Growth Prospects for JK Lakshmi Cement
HDFC Securities predicts a turnaround for JK Lakshmi Cement, particularly in FY25, despite initial slow growth. The company has initiated a brand enhancement strategy while bolstering its green energy initiatives and reducing lead distances. A significant drop in crude oil prices is expected to alleviate pressure on margins in FY25, which should begin to improve by FY26. “We project unit EBITDA to recover from a six-year low of Rs 648 per MT in FY25 to Rs 863/968 per MT in FY26/27,” noted analysts at HDFC Securities.
New Brand Launch to Drive Profitability
The upcoming launch of a new brand titled Green+ is anticipated to significantly enhance profitability for JK Lakshmi Cement. This new product aims to position itself above existing premium brands in terms of pricing, catering to a market eager for quality. The management has reported a positive response to Green+, indicating a promising surge in sales in the near future. “JKLC expects a noticeable increase in premium cement sales, with an overall NSR/unit EBITDA gain of INRs 100/70 per MT,” stated the brokerage.

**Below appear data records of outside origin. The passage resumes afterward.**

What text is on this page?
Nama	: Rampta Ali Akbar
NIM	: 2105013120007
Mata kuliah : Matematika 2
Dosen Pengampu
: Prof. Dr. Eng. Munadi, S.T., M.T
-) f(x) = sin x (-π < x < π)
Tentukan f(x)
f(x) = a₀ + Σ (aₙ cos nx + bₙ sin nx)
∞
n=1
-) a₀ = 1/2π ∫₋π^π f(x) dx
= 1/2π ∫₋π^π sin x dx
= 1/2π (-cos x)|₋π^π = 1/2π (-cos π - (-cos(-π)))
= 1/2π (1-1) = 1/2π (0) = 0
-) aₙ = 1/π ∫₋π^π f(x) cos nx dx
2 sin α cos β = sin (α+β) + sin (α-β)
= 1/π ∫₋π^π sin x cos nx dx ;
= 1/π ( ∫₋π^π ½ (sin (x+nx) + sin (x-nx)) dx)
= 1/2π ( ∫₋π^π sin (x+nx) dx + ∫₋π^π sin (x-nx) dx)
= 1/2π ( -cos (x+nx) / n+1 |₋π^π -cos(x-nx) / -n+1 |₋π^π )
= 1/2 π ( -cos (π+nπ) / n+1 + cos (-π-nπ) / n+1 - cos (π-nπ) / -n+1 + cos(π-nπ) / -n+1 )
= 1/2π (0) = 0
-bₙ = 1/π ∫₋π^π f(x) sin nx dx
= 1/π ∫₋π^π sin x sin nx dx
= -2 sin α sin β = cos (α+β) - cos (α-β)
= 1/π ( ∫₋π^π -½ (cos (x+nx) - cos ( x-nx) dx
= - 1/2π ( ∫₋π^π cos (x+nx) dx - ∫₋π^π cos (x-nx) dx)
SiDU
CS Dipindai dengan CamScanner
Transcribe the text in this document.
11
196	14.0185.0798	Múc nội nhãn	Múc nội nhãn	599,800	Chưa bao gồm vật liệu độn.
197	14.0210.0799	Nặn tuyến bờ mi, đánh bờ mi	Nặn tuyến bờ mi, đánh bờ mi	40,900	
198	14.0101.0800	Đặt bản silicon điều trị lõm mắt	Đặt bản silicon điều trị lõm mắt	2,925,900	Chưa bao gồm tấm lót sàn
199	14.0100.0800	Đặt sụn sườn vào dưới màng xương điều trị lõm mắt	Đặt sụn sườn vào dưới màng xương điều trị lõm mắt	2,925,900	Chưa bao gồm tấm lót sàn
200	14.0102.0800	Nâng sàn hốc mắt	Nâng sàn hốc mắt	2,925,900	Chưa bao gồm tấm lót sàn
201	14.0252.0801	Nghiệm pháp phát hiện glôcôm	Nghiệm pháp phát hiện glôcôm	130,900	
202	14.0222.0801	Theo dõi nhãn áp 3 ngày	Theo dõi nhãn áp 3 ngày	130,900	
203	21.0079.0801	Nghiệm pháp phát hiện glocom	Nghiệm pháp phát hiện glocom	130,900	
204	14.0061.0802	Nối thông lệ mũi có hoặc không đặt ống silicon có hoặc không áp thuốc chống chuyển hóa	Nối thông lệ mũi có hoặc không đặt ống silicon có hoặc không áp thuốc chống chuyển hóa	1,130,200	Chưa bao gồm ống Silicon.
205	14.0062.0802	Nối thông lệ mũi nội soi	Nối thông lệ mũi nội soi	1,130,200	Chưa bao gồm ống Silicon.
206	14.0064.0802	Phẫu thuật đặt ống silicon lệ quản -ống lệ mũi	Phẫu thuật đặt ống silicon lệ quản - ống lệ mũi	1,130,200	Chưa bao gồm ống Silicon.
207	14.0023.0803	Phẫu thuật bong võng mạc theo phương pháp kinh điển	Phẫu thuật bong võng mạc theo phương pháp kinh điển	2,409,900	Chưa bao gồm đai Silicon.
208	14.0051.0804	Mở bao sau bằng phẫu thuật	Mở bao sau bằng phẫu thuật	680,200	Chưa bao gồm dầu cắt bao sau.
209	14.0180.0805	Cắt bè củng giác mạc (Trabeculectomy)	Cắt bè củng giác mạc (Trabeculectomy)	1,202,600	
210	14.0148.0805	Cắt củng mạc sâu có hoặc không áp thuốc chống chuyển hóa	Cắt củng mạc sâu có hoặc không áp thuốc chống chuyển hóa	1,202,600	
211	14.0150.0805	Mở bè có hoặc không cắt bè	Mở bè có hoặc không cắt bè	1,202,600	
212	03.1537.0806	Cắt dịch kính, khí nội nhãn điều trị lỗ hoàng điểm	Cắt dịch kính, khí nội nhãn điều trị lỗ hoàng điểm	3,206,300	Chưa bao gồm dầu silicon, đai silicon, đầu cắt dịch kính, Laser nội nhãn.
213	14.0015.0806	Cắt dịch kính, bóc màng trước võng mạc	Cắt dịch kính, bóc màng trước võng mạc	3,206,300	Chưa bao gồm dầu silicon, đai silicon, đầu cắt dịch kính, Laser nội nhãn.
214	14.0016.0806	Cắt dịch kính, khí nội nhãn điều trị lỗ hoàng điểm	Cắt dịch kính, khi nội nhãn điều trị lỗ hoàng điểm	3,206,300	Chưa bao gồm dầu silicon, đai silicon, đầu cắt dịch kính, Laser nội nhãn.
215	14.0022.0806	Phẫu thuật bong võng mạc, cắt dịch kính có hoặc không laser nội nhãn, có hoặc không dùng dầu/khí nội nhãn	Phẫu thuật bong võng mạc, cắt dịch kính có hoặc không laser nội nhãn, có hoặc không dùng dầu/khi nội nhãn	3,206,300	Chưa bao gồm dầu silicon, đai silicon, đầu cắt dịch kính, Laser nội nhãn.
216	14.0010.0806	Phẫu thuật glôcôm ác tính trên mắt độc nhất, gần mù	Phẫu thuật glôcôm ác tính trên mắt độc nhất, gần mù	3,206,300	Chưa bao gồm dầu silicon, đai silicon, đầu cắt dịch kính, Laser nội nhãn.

Cost-Reduction Strategies in Play
Like many of its industry peers, JK Lakshmi Cement is actively pursuing various cost-cutting measures. The company plans to increase its use of green power and fuel while minimizing lead distances. Progress has already been made in this area, with more milestones on the horizon. “The proportion of low-cost green power consumption has steadily risen from 25/35% in FY22/23 to 39/47% in FY24/25,” mentioned HDFC Securities. Additionally, declining fuel prices have reduced JK Lakshmi Cement’s consolidated fuel expenses by Rs 160 per MT year-on-year in FY25, with projected savings of Rs 25 per MT in FY26.
In summary, JK Lakshmi Cement is strategically positioned for growth through innovative branding, cost optimization, and sustainable practices. For investors seeking opportunities in the cement sector, this company presents a compelling case for consideration.